On rare occasions bits of metal become trapped between the blank and upset mill. Several examples have appeared in earlier columns. Reproduced here is a photo of a 1968-D Lincoln cent with a round pellet of nonmagnetic, nickel-colored metal that was evidently forced into the edge during upsetting.
Know the differences
How is it then possible to distinguish these two types of “squeezed-in” errors? In other words, how can we discriminate between an upset mill inclusion and a lettering die inclusion?
It mainly boils down to whether the foreign object protrudes beyond the edge. The pressure used during upsetting is undoubtedly greater than the pressure used to impress the edge design because the blank has to undergo controlled deformation. This greater pressure will likely push the foreign object deep enough so that it is level with the edge of the planchet. Even if it still protrudes a little bit after this step, the subsequent strike will leave it flush with the edge when the coin expands against the collar. The pellet found in the 1968-D cent fulfills these expectations.

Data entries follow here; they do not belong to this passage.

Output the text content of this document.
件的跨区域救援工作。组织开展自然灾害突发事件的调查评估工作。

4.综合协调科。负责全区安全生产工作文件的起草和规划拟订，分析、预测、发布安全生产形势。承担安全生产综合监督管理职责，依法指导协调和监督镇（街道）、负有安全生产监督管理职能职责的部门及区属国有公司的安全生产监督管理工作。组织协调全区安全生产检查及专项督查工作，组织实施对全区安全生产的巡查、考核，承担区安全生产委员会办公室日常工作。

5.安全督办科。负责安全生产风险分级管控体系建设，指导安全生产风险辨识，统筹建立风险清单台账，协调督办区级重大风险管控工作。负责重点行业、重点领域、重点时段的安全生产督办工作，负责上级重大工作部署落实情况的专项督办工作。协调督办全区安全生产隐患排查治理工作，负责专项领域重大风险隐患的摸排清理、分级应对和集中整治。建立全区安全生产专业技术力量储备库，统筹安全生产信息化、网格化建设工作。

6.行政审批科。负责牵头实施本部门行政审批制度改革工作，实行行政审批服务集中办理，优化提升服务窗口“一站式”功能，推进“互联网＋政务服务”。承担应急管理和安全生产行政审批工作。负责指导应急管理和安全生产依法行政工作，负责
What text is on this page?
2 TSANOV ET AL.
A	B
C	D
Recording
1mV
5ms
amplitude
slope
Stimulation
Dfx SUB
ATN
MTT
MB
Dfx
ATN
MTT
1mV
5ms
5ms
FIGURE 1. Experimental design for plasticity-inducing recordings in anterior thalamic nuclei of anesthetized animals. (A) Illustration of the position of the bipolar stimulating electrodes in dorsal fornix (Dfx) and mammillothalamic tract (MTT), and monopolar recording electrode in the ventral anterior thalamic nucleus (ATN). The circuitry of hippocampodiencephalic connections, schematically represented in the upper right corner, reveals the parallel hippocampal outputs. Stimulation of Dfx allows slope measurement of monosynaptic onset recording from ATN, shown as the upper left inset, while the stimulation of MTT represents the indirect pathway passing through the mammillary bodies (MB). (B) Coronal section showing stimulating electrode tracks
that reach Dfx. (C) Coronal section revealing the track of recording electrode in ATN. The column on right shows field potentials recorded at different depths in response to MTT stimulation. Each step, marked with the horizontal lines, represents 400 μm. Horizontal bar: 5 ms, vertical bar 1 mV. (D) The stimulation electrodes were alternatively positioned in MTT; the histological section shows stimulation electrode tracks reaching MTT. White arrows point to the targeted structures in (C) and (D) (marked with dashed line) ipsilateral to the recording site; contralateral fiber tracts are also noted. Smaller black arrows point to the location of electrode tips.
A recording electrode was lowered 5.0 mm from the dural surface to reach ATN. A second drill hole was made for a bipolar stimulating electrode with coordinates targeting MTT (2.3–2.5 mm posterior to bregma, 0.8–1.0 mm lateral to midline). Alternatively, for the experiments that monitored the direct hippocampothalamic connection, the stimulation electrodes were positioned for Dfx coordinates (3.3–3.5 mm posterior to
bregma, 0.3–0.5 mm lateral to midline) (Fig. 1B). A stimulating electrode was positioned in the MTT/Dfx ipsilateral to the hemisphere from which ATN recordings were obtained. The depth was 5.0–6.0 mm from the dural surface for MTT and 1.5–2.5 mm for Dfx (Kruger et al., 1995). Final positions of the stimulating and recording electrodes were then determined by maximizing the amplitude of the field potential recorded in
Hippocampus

The Presidential dollar’s steel spiral protrudes slightly beyond the coin’s edge, providing persuasive evidence that it was forced in during lettering. The greater depth of the right arm of the U is also a predictable outcome since the metal shaving briefly created a much tighter fit between coin and lettering die.
We can anticipate finding other examples of lettering die inclusions. They might not always be restricted to the coin’s edge, however. Wider, thinner items might wrap around one or both faces of an affected dollar coin, in the same way that foil-like pieces of metal probably introduced during upsetting have been observed to wrap around 5-cent coins.
If any such wraparound fragments happen to make their appearance, we can expect them to sit loosely above the obverse and reverse faces of the coin. After all, there is nothing beyond normal circulation that would flatten them against the coin’s surface.